Message par Bunny le Mar 18 Déc 2012 - 14:19

Avril 2012

J'suis pas aussi sage qu'on s'le dit, derrière le masque qui peut saisir tous les marasmes qui m'triturent l'esprit, j'me sens pas dans l'image dont les mères et les pères nous maquillent, et si j'fais bonne figure, avec le temps, y'a comme un trop plein qui m'défigure, que veux-tu, à force de censure tout m'remonte, démonte vos murs de briques, la solitude me ronge, la rancœur aussi d'vos rêves trop fragiles, m'man tu t'trompes, mais comment t'le dire, de ces non-dits qui nous brisent, de cette vie qui me quitte, l'enfance est loin, perdue, m'recueillir sur ton sein, j'peux plus, alors j'm'enlise, d'nos dettes m'acquitte, mais adulte, j'n'en ai que l'âge, pas la carrure, sans rien divulguer périclite sous l'poids d'passions trop brutes.

De cet aveu soit tranquille j'tiens bon, maintiens l'cap, et si parfois j'dérape, j'reste droite, t'inquiète, j'finirai pas chienne, c'est pas ça l'problème, d''mes peines comment t'exprimer toute l'amertume, sans qu'tu t'fâches ni t'alarmes de c'qui bruit dans mon sang, c'même sang qui coule dans nos veines, et qui d'mes peines exhume l'horreur disjointe d'un mal que rien ne freine, quelles mains calmer ce front oint d'imposture, quelle manne souffrir nos âmes meurtries, impures? non, même pas pour la rime.

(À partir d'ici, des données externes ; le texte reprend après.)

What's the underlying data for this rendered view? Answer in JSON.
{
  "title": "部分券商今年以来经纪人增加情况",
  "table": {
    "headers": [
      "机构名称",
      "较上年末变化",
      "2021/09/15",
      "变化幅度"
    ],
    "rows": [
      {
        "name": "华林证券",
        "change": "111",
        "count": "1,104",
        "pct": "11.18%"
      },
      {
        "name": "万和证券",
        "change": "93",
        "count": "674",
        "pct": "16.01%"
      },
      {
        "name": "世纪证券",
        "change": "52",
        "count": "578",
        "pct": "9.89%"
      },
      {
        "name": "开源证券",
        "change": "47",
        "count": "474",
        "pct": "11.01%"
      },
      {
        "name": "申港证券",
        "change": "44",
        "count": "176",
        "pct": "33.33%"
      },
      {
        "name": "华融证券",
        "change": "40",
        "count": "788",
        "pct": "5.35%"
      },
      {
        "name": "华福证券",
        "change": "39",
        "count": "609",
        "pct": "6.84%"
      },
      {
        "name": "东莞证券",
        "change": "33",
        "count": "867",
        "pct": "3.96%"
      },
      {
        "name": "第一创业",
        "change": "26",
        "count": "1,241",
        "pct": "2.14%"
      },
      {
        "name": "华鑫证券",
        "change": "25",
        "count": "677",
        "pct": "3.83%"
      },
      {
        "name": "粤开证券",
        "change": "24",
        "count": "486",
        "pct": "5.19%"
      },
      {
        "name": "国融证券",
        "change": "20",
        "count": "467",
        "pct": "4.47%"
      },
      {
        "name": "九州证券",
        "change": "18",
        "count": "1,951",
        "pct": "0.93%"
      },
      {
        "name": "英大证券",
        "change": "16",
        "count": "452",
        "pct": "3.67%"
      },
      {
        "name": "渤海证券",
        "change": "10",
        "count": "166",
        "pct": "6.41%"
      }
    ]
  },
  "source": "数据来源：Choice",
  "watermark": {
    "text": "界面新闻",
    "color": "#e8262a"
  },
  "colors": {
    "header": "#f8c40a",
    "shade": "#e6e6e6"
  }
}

D'nos vies décousues, j'ai perdu l'fil, seuls me restent ces relents d'une haine indicible, y'a rien de sale, épargne-moi s'linge bête, le cœur perclus j'racle quelques mots, d'mes mains traduit ce qui doit être tu, à tue-tête enclave la détresse, déleste vos mièvreries indigestes, qu'm'importe vos narcissiques prières, quand dans ma viande tout s'irrite d'vos leçons, trop frêle pour en contenir l'averse, de c'qui s'trame sous la peau, expurge les maux, des mots moites, des maux, les mots noirs, démone narre le daïmon, du daïmon le stupre d'idéaux malades, m'étiole en lettres moirées, quitte à y perdre une ou deux pattes, telle l'opilione, dédaigne vos règnes axiomes.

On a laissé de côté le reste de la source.